Nevertheless, in spite of all this, in March 1980, with the exception of a few cases, the plots of the hypocrites were neutralized by the alertness of the workers.
STARTING STRIKES IN FACTORIES
Finally, there was the question of guilds, and many difficulties seemed insolvable. This question came up especially in connection with starting strikes in March, 1980 and was emphasized.
There were slogans for raising salaries, reduction of working hours, special benefits etc. which it was impossible to realize. It was not due to the disinclination of the authorities, but rather due to the country's depressing economic pressures.
There was no money to spend. Economic issues may of course be discussed for hours, but this is not the place for them.
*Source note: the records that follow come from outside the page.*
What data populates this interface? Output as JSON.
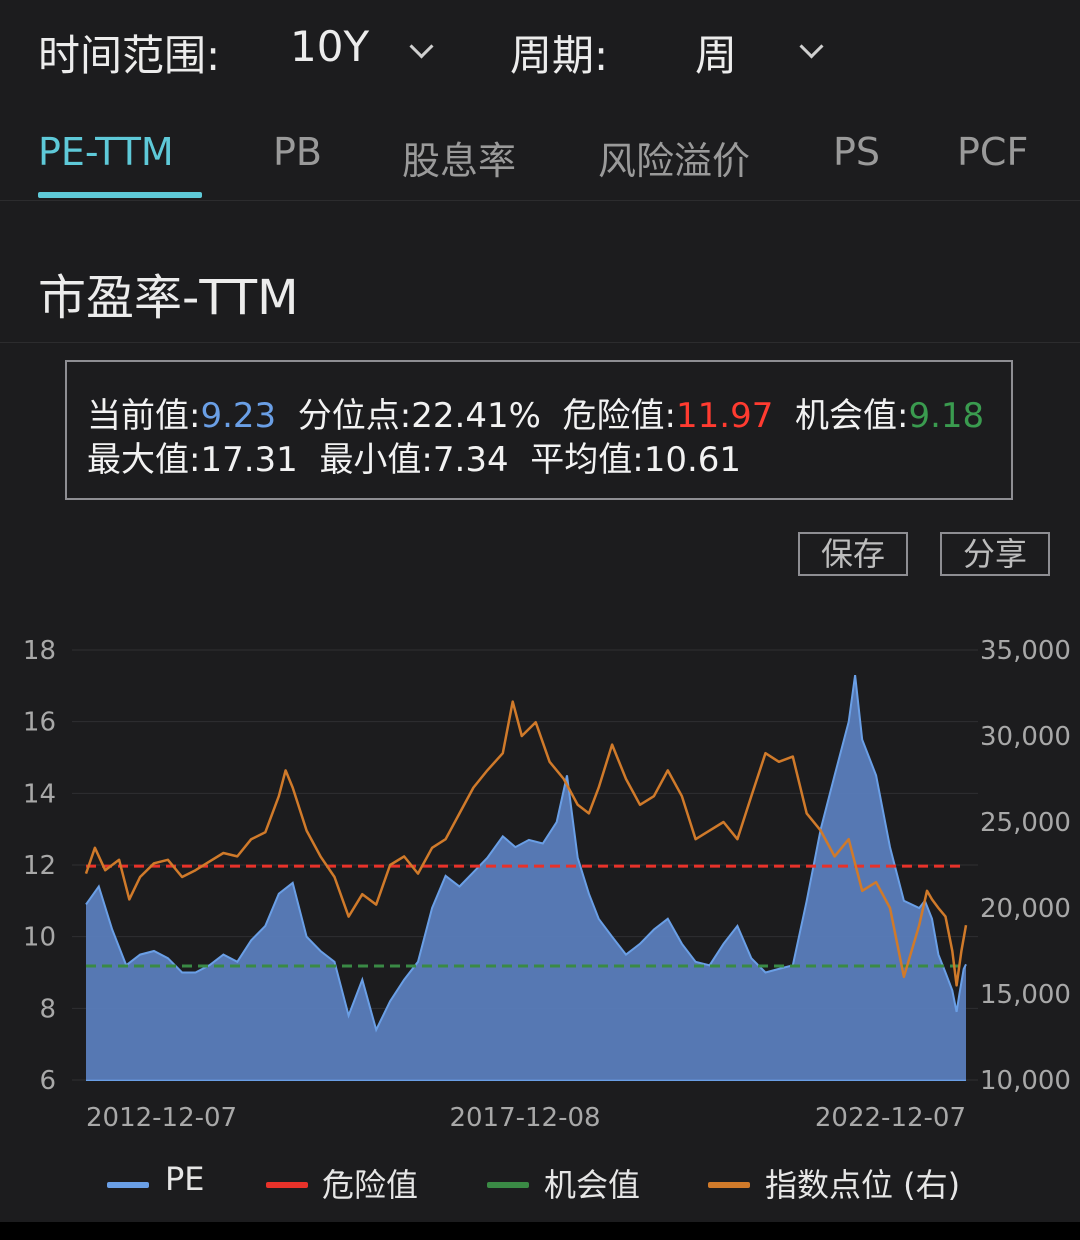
{
  "filters": {
    "range_label": "时间范围:",
    "range_value": "10Y",
    "period_label": "周期:",
    "period_value": "周"
  },
  "tabs": [
    {
      "label": "PE-TTM",
      "active": true
    },
    {
      "label": "PB",
      "active": false
    },
    {
      "label": "股息率",
      "active": false
    },
    {
      "label": "风险溢价",
      "active": false
    },
    {
      "label": "PS",
      "active": false
    },
    {
      "label": "PCF",
      "active": false
    }
  ],
  "section_title": "市盈率-TTM",
  "stats": {
    "current_label": "当前值:",
    "current_value": "9.23",
    "percentile_label": "分位点:",
    "percentile_value": "22.41%",
    "danger_label": "危险值:",
    "danger_value": "11.97",
    "opportunity_label": "机会值:",
    "opportunity_value": "9.18",
    "max_label": "最大值:",
    "max_value": "17.31",
    "min_label": "最小值:",
    "min_value": "7.34",
    "avg_label": "平均值:",
    "avg_value": "10.61"
  },
  "actions": {
    "save_label": "保存",
    "share_label": "分享"
  },
  "colors": {
    "pe": "#6a9fe6",
    "pe_fill": "#5b80c0",
    "danger": "#e8322a",
    "opportunity": "#3a8a45",
    "index": "#d07a2a",
    "accent": "#5ec9d8"
  },
  "chart_data": {
    "type": "area",
    "x_ticks": [
      "2012-12-07",
      "2017-12-08",
      "2022-12-07"
    ],
    "yleft_ticks": [
      "18",
      "16",
      "14",
      "12",
      "10",
      "8",
      "6"
    ],
    "yright_ticks": [
      "35,000",
      "30,000",
      "25,000",
      "20,000",
      "15,000",
      "10,000"
    ],
    "ylim_left": [
      6,
      18
    ],
    "ylim_right": [
      10000,
      35000
    ],
    "x_range": [
      "2012-12-07",
      "2023-06-30"
    ],
    "grid": true,
    "legend_position": "bottom",
    "series": [
      {
        "name": "PE",
        "axis": "left",
        "style": "area",
        "points": [
          [
            "2012-12-07",
            10.9
          ],
          [
            "2013-02-01",
            11.4
          ],
          [
            "2013-04-01",
            10.2
          ],
          [
            "2013-06-01",
            9.2
          ],
          [
            "2013-08-01",
            9.5
          ],
          [
            "2013-10-01",
            9.6
          ],
          [
            "2013-12-01",
            9.4
          ],
          [
            "2014-02-01",
            9.0
          ],
          [
            "2014-04-01",
            9.0
          ],
          [
            "2014-06-01",
            9.2
          ],
          [
            "2014-08-01",
            9.5
          ],
          [
            "2014-10-01",
            9.3
          ],
          [
            "2014-12-01",
            9.9
          ],
          [
            "2015-02-01",
            10.3
          ],
          [
            "2015-04-01",
            11.2
          ],
          [
            "2015-06-01",
            11.5
          ],
          [
            "2015-08-01",
            10.0
          ],
          [
            "2015-10-01",
            9.6
          ],
          [
            "2015-12-01",
            9.3
          ],
          [
            "2016-02-01",
            7.8
          ],
          [
            "2016-04-01",
            8.8
          ],
          [
            "2016-06-01",
            7.4
          ],
          [
            "2016-08-01",
            8.2
          ],
          [
            "2016-10-01",
            8.8
          ],
          [
            "2016-12-01",
            9.3
          ],
          [
            "2017-02-01",
            10.8
          ],
          [
            "2017-04-01",
            11.7
          ],
          [
            "2017-06-01",
            11.4
          ],
          [
            "2017-08-01",
            11.8
          ],
          [
            "2017-10-01",
            12.2
          ],
          [
            "2017-12-08",
            12.8
          ],
          [
            "2018-02-01",
            12.5
          ],
          [
            "2018-04-01",
            12.7
          ],
          [
            "2018-06-01",
            12.6
          ],
          [
            "2018-08-01",
            13.2
          ],
          [
            "2018-09-15",
            14.5
          ],
          [
            "2018-11-01",
            12.2
          ],
          [
            "2018-12-20",
            11.2
          ],
          [
            "2019-02-01",
            10.5
          ],
          [
            "2019-04-01",
            10.0
          ],
          [
            "2019-06-01",
            9.5
          ],
          [
            "2019-08-01",
            9.8
          ],
          [
            "2019-10-01",
            10.2
          ],
          [
            "2019-12-01",
            10.5
          ],
          [
            "2020-02-01",
            9.8
          ],
          [
            "2020-04-01",
            9.3
          ],
          [
            "2020-06-01",
            9.2
          ],
          [
            "2020-08-01",
            9.8
          ],
          [
            "2020-10-01",
            10.3
          ],
          [
            "2020-12-01",
            9.4
          ],
          [
            "2021-02-01",
            9.0
          ],
          [
            "2021-04-01",
            9.1
          ],
          [
            "2021-06-01",
            9.2
          ],
          [
            "2021-08-01",
            11.0
          ],
          [
            "2021-10-01",
            13.0
          ],
          [
            "2021-12-01",
            14.5
          ],
          [
            "2022-02-01",
            16.0
          ],
          [
            "2022-03-01",
            17.3
          ],
          [
            "2022-04-01",
            15.5
          ],
          [
            "2022-06-01",
            14.5
          ],
          [
            "2022-08-01",
            12.5
          ],
          [
            "2022-10-01",
            11.0
          ],
          [
            "2022-12-07",
            10.8
          ],
          [
            "2023-01-01",
            11.0
          ],
          [
            "2023-02-01",
            10.5
          ],
          [
            "2023-03-01",
            9.5
          ],
          [
            "2023-04-01",
            9.0
          ],
          [
            "2023-05-01",
            8.5
          ],
          [
            "2023-05-20",
            7.9
          ],
          [
            "2023-06-01",
            8.4
          ],
          [
            "2023-06-20",
            9.1
          ],
          [
            "2023-06-30",
            9.23
          ]
        ]
      },
      {
        "name": "危险值",
        "axis": "left",
        "style": "dashed",
        "value": 11.97
      },
      {
        "name": "机会值",
        "axis": "left",
        "style": "dashed",
        "value": 9.18
      },
      {
        "name": "指数点位 (右)",
        "axis": "right",
        "style": "line",
        "points": [
          [
            "2012-12-07",
            22000
          ],
          [
            "2013-01-15",
            23500
          ],
          [
            "2013-03-01",
            22200
          ],
          [
            "2013-05-01",
            22800
          ],
          [
            "2013-06-15",
            20500
          ],
          [
            "2013-08-01",
            21800
          ],
          [
            "2013-10-01",
            22600
          ],
          [
            "2013-12-01",
            22800
          ],
          [
            "2014-02-01",
            21800
          ],
          [
            "2014-04-01",
            22200
          ],
          [
            "2014-06-01",
            22700
          ],
          [
            "2014-08-01",
            23200
          ],
          [
            "2014-10-01",
            23000
          ],
          [
            "2014-12-01",
            24000
          ],
          [
            "2015-02-01",
            24400
          ],
          [
            "2015-04-01",
            26500
          ],
          [
            "2015-05-01",
            28000
          ],
          [
            "2015-06-01",
            27000
          ],
          [
            "2015-08-01",
            24500
          ],
          [
            "2015-10-01",
            23000
          ],
          [
            "2015-12-01",
            21800
          ],
          [
            "2016-02-01",
            19500
          ],
          [
            "2016-04-01",
            20800
          ],
          [
            "2016-06-01",
            20200
          ],
          [
            "2016-08-01",
            22500
          ],
          [
            "2016-10-01",
            23000
          ],
          [
            "2016-12-01",
            22000
          ],
          [
            "2017-02-01",
            23500
          ],
          [
            "2017-04-01",
            24000
          ],
          [
            "2017-06-01",
            25500
          ],
          [
            "2017-08-01",
            27000
          ],
          [
            "2017-10-01",
            28000
          ],
          [
            "2017-12-08",
            29000
          ],
          [
            "2018-01-20",
            32000
          ],
          [
            "2018-03-01",
            30000
          ],
          [
            "2018-05-01",
            30800
          ],
          [
            "2018-07-01",
            28500
          ],
          [
            "2018-09-01",
            27500
          ],
          [
            "2018-11-01",
            26000
          ],
          [
            "2018-12-20",
            25500
          ],
          [
            "2019-02-01",
            27000
          ],
          [
            "2019-04-01",
            29500
          ],
          [
            "2019-06-01",
            27500
          ],
          [
            "2019-08-01",
            26000
          ],
          [
            "2019-10-01",
            26500
          ],
          [
            "2019-12-01",
            28000
          ],
          [
            "2020-02-01",
            26500
          ],
          [
            "2020-04-01",
            24000
          ],
          [
            "2020-06-01",
            24500
          ],
          [
            "2020-08-01",
            25000
          ],
          [
            "2020-10-01",
            24000
          ],
          [
            "2020-12-01",
            26500
          ],
          [
            "2021-02-01",
            29000
          ],
          [
            "2021-04-01",
            28500
          ],
          [
            "2021-06-01",
            28800
          ],
          [
            "2021-08-01",
            25500
          ],
          [
            "2021-10-01",
            24500
          ],
          [
            "2021-12-01",
            23000
          ],
          [
            "2022-02-01",
            24000
          ],
          [
            "2022-04-01",
            21000
          ],
          [
            "2022-06-01",
            21500
          ],
          [
            "2022-08-01",
            20000
          ],
          [
            "2022-10-01",
            16000
          ],
          [
            "2022-12-07",
            19000
          ],
          [
            "2023-01-10",
            21000
          ],
          [
            "2023-02-01",
            20500
          ],
          [
            "2023-03-01",
            20000
          ],
          [
            "2023-04-01",
            19500
          ],
          [
            "2023-05-01",
            17500
          ],
          [
            "2023-05-20",
            15500
          ],
          [
            "2023-06-10",
            17500
          ],
          [
            "2023-06-30",
            19000
          ]
        ]
      }
    ]
  }
}
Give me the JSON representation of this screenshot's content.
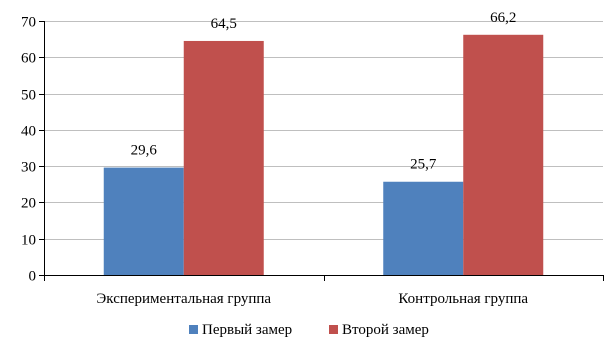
{
  "chart_data": {
    "type": "bar",
    "title": "",
    "xlabel": "",
    "ylabel": "",
    "categories": [
      "Экспериментальная группа",
      "Контрольная группа"
    ],
    "series": [
      {
        "name": "Первый замер",
        "values": [
          29.6,
          25.7
        ],
        "labels": [
          "29,6",
          "25,7"
        ],
        "color": "#4F81BD"
      },
      {
        "name": "Второй замер",
        "values": [
          64.5,
          66.2
        ],
        "labels": [
          "64,5",
          "66,2"
        ],
        "color": "#C0504D"
      }
    ],
    "ylim": [
      0,
      70
    ],
    "yticks": [
      0,
      10,
      20,
      30,
      40,
      50,
      60,
      70
    ],
    "grid": true,
    "legend": "bottom"
  }
}
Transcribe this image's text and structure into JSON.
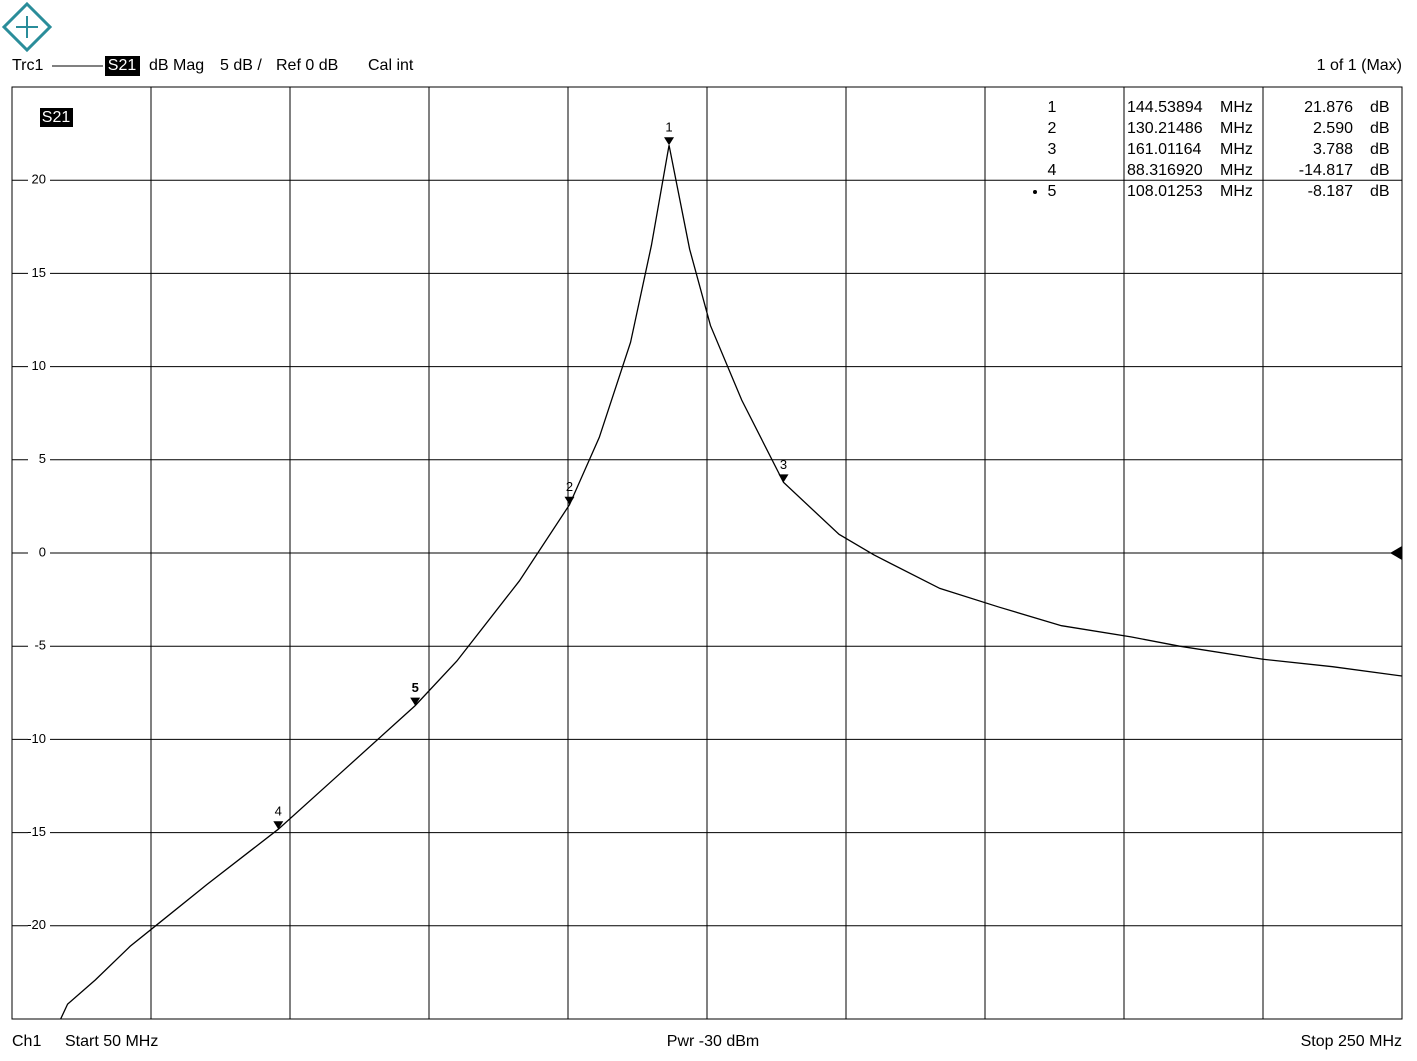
{
  "chart_data": {
    "type": "line",
    "header": {
      "trace": "Trc1",
      "param": "S21",
      "format": "dB Mag",
      "scale": "5 dB /",
      "ref": "Ref 0 dB",
      "cal": "Cal int",
      "page": "1 of 1 (Max)"
    },
    "trace_label": "S21",
    "footer": {
      "channel": "Ch1",
      "start": "Start  50 MHz",
      "power": "Pwr  -30 dBm",
      "stop": "Stop  250 MHz"
    },
    "xlim": [
      50,
      250
    ],
    "xticks": [
      50,
      70,
      90,
      110,
      130,
      150,
      170,
      190,
      210,
      230,
      250
    ],
    "ylim": [
      -25,
      25
    ],
    "yticks": [
      -20,
      -15,
      -10,
      -5,
      0,
      5,
      10,
      15,
      20
    ],
    "grid": true,
    "x": [
      57,
      58,
      62,
      67,
      71,
      78,
      88.31692,
      97,
      108.01253,
      114,
      123,
      130.21486,
      134.5,
      139,
      142,
      144.53894,
      147.5,
      150.5,
      155,
      161.01164,
      169,
      174,
      183.5,
      192,
      201,
      211,
      218,
      230,
      240,
      250
    ],
    "series": [
      {
        "name": "S21",
        "color": "#000000",
        "values": [
          -25,
          -24.2,
          -22.9,
          -21.1,
          -19.9,
          -17.8,
          -14.817,
          -11.9,
          -8.187,
          -5.8,
          -1.5,
          2.59,
          6.2,
          11.3,
          16.5,
          21.876,
          16.3,
          12.2,
          8.2,
          3.788,
          1.0,
          -0.1,
          -1.9,
          -2.9,
          -3.9,
          -4.5,
          -5.0,
          -5.7,
          -6.1,
          -6.6
        ]
      }
    ],
    "freq_unit": "MHz",
    "value_unit": "dB",
    "markers": [
      {
        "label": "1",
        "x": 144.53894,
        "x_label": "144.53894",
        "value": 21.876,
        "value_label": "21.876",
        "active": false
      },
      {
        "label": "2",
        "x": 130.21486,
        "x_label": "130.21486",
        "value": 2.59,
        "value_label": "2.590",
        "active": false
      },
      {
        "label": "3",
        "x": 161.01164,
        "x_label": "161.01164",
        "value": 3.788,
        "value_label": "3.788",
        "active": false
      },
      {
        "label": "4",
        "x": 88.31692,
        "x_label": "88.316920",
        "value": -14.817,
        "value_label": "-14.817",
        "active": false
      },
      {
        "label": "5",
        "x": 108.01253,
        "x_label": "108.01253",
        "value": -8.187,
        "value_label": "-8.187",
        "active": true
      }
    ]
  }
}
I only mention that it is the natural and necessary outcome of every revolution to bear economic pressures, especially one like the Iranian Revolution, the leaders of which want to preserve, as far as possible, the independence of the country and the sanctity of the Revolution.
But the hypocrites, being aware of this reasoned that the government intended to exploit and cheat the people. With such slogans, they carried on dealing blows on the country's economy. Nevertheless, in spite of all this, in March 1980, with the exception of a few cases, the plots of the hypocrites were neutralized by the alertness of the workers. There are some interesting points concerning this line which are fitting to be read from these reports.
This is a report sent by a factory's hypocrite to his superior. He speaks about the views of the workers he had met: “I asked an old man, “Why do they not pay us? How unfortunate we are.” The old man answered, “The Revolution is faced with many difficulties. We will not demand money at present. May God bless the Imam.” In fact, this was a decisive answer to the hypocrites.
There are also documents concerning a few of the strikes, one of which is about the Melli Shoe factory. It states: “The boy could not contact the headquarters and the telephones were not in good order. If the factory telephone is cut off or controlled, all communication will cease” (Document No.7).
I remember that Reza Karam Al.i himself and Majid Farzaneh, were in direct telephone contact with the hypocrite members who guided the strikes and gave directives. Those who were not acquainted with the procedure may have thought that this move was really made by the workers, whereas that was not the case.
In another place, a directive is given about propagation methods and the way to start a strike, saying: “As the workers' awareness is low, rumors play an important role (this attitude of the hypocrites towards workers is worthy of attention).” The boys, for example, started a strike one day by means of a rumor in the Jam Shoe factory. There are many other cases mentioned in the documents about which one could talk for hours. These lines continued (Document No.8) about June 20th.